Heard back from my doctor yesterday about my lab results. First time in a long time anyone has called me perfect. She read off the list — cholesterol, liver, salt, iron, sugar levels — perfect, perfect, perfect. Wow, that was nice to hear. She had tested my Thyroid — perfect (shoot, I was hoping she was going to say “well here’s the reason you aren’t losing weight….). She tested me for Raynaud’s disease (because my finger tips in my right hand are in pain a lot). Test result was negative. Turns out it is due to poor circulation being caused by my old tennis callouses that are pressing down into my fingers and stopping the blood flow to my finger tips. Now I am to just massage the callouses and voila, fingertips stop hurting!

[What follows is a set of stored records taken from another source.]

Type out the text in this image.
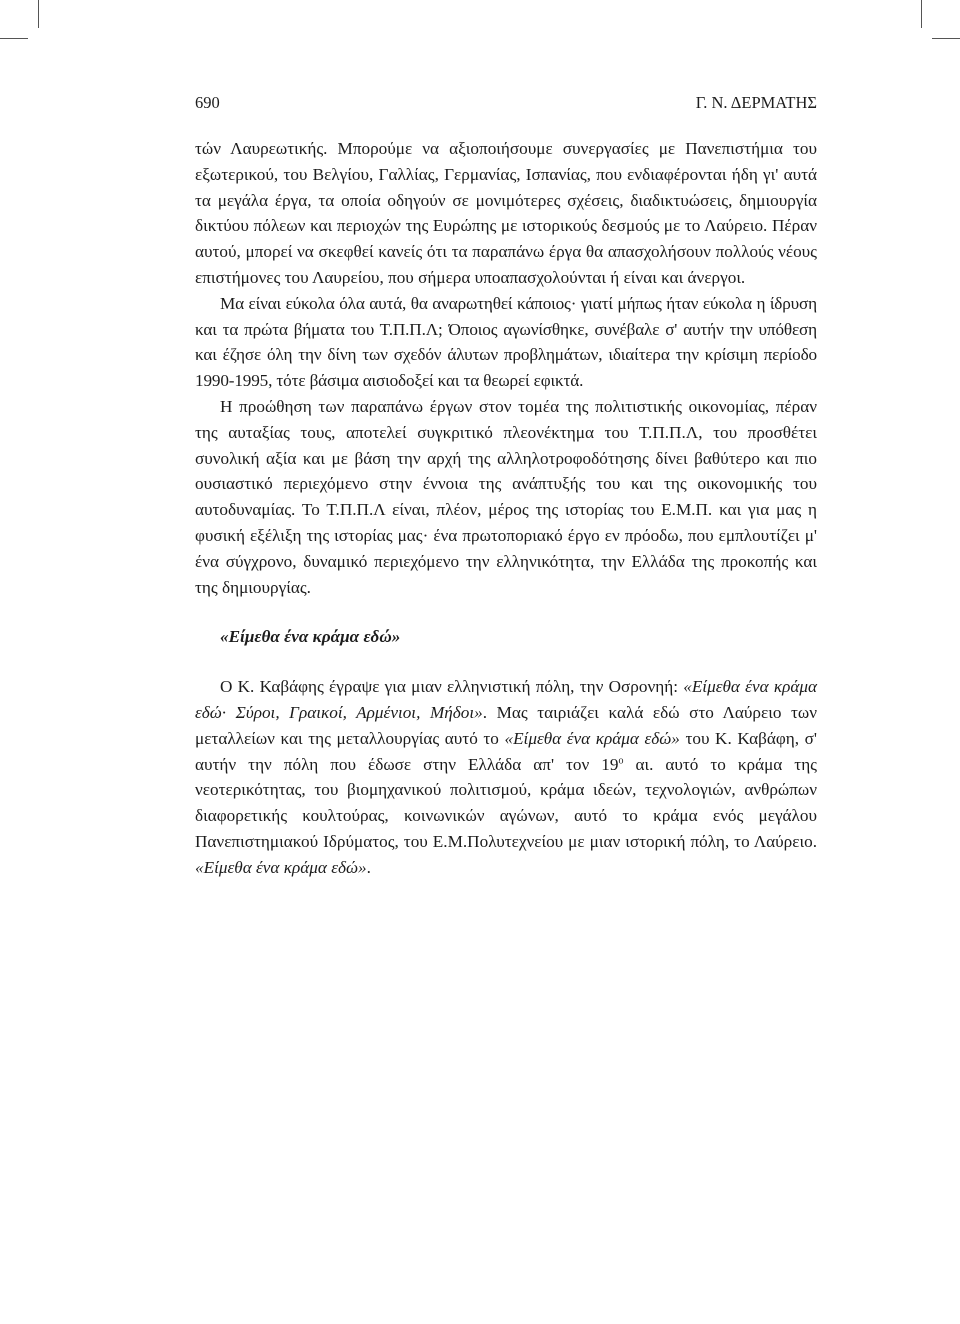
690	Γ. Ν. ΔΕΡΜΑΤΗΣ

τών Λαυρεωτικής. Μπορούμε να αξιοποιήσουμε συνεργασίες με Πανεπιστήμια του εξωτερικού, του Βελγίου, Γαλλίας, Γερμανίας, Ισπανίας, που ενδιαφέρονται ήδη γι' αυτά τα μεγάλα έργα, τα οποία οδηγούν σε μονιμότερες σχέσεις, διαδικτυώσεις, δημιουργία δικτύου πόλεων και περιοχών της Ευρώπης με ιστορικούς δεσμούς με το Λαύρειο. Πέραν αυτού, μπορεί να σκεφθεί κανείς ότι τα παραπάνω έργα θα απασχολήσουν πολλούς νέους επιστήμονες του Λαυρείου, που σήμερα υποαπασχολούνται ή είναι και άνεργοι.

Μα είναι εύκολα όλα αυτά, θα αναρωτηθεί κάποιος· γιατί μήπως ήταν εύκολα η ίδρυση και τα πρώτα βήματα του Τ.Π.Π.Λ; Όποιος αγωνίσθηκε, συνέβαλε σ' αυτήν την υπόθεση και έζησε όλη την δίνη των σχεδόν άλυτων προβλημάτων, ιδιαίτερα την κρίσιμη περίοδο 1990-1995, τότε βάσιμα αισιοδοξεί και τα θεωρεί εφικτά.

Η προώθηση των παραπάνω έργων στον τομέα της πολιτιστικής οικονομίας, πέραν της αυταξίας τους, αποτελεί συγκριτικό πλεονέκτημα του Τ.Π.Π.Λ, του προσθέτει συνολική αξία και με βάση την αρχή της αλληλοτροφοδότησης δίνει βαθύτερο και πιο ουσιαστικό περιεχόμενο στην έννοια της ανάπτυξής του και της οικονομικής του αυτοδυναμίας. Το Τ.Π.Π.Λ είναι, πλέον, μέρος της ιστορίας του Ε.Μ.Π. και για μας η φυσική εξέλιξη της ιστορίας μας· ένα πρωτοποριακό έργο εν πρόοδω, που εμπλουτίζει μ' ένα σύγχρονο, δυναμικό περιεχόμενο την ελληνικότητα, την Ελλάδα της προκοπής και της δημιουργίας.

«Είμεθα ένα κράμα εδώ»

Ο Κ. Καβάφης έγραψε για μιαν ελληνιστική πόλη, την Οσρονηή: «Είμεθα ένα κράμα εδώ· Σύροι, Γραικοί, Αρμένιοι, Μήδοι». Μας ταιριάζει καλά εδώ στο Λαύρειο των μεταλλείων και της μεταλλουργίας αυτό το «Είμεθα ένα κράμα εδώ» του Κ. Καβάφη, σ' αυτήν την πόλη που έδωσε στην Ελλάδα απ' τον $19^o$ αι. αυτό το κράμα της νεοτερικότητας, του βιομηχανικού πολιτισμού, κράμα ιδεών, τεχνολογιών, ανθρώπων διαφορετικής κουλτούρας, κοινωνικών αγώνων, αυτό το κράμα ενός μεγάλου Πανεπιστημιακού Ιδρύματος, του Ε.Μ.Πολυτεχνείου με μιαν ιστορική πόλη, το Λαύρειο. «Είμεθα ένα κράμα εδώ».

I am very excited to see how I do tomorrow at WW. Whether the scales reads up or down, I have written down every morsel of every food and beverage that has passed my lips since last Friday. That is such a sense of accomplishment for me that I am very happy. I’ve tried very hard to stick to CORE foods but I’m not freaking out that I ate something non-core (bread) because now I have it quantified. I’m not fearing the scale (the hill) before I get on it. I feel like I’m riding right up the hill and okay, if I gain a pound, I have something to look back on and say — here, right here is something you can do to perform better. Here is where you can move out of your comfort zone. Right here is where you need to shift gears. It’s not the hill until it’s the hill. And, when you hit the hill, that’s when you shift — not before.
Did you know that when Lance Armstrong first came onto the Tour de France scene they dismissed him because “he couldn’t climb?”